Regarding testing with -DCLANG_ENABLE_OPAQUE_POINTERS=OFF, I think this will be fairly similar to the new pass manager transition where it will quickly be infeasible to keep check-clang clean under both opaque pointers off by default and on by default as people add tests that don’t specify -Xclang [-no]-opaque-pointers.

That’s pretty easy, just have a buildbot with that config?

To close the loop here, the change to enable opaque pointers by default in Clang landed on Monday, Apr 11th. Thanks to everyone who has been reporting bugs with the new configuration!

I’d like to get a rough idea on when we should start migrating Clang and LLVM tests to use opaque pointers, in preparation for switching the default on the LLVM side as well. It would be great to know which LLVM consumers that follow tip-of-tree development currently use -DCLANG_ENABLE_OPAQUE_POINTERS=OFF while finalizing their downstream migration efforts, as we’d probably want to at least wait for those to finish first.
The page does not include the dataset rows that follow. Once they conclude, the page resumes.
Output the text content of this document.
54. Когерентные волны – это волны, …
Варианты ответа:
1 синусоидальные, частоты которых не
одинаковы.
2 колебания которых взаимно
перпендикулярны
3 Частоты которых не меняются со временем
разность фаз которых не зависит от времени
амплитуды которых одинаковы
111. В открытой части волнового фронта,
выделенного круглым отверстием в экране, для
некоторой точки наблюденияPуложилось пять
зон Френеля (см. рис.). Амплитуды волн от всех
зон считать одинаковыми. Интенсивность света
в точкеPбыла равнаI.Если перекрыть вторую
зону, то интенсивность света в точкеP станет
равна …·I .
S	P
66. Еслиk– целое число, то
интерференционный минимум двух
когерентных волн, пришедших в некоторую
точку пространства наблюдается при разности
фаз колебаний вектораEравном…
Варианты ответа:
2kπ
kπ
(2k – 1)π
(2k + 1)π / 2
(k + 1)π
We (Unity) don’t - but then again we’re not using Clang (on the Burst team) so that is unsurprising!

We still haven’t turned on opaque pointers due to some performance regressions which I’m still in the process of investigating.

We saw clang crashes when opaque pointers were enabled for our production clang build using instrumented PGO profiles. We are still investigating the root cause.

1 Like

Verified the issue we saw is the same as Assertion in file SelectionDAG.cpp:1454 when trying to lower @llvm.masked.scatter with opaque pointers on X86 · Issue #55021 · llvm/llvm-project · GitHub.

Apologies but I still need more time to sort out the fallout from turning on opaque pointers in clang.

Just for anybody curious

  1. Opaque pointers have uncovered what I believe to be a miscompile in GVN, currently investigating
  2. Some real races newly reported by tsan
  3. Some benchmarks were getting optimized away :slight_smile:
  4. Mysterious deadlocks in large integration tests
  5. After wrangling with internal performance testing infrastructure, aside from benchmarks affected by loop unrolling thresholds (balanced positives and negatives), found one ThinLTO ARM benchmark acting weird where the instruction count went down but the cycle count went up (setting function alignment didn’t change it)

The GVN issue was fixed.

Mysterious deadlocks turned out to be a LoopVectorizer issue, that was fixed.

@MatzeB did either of those help?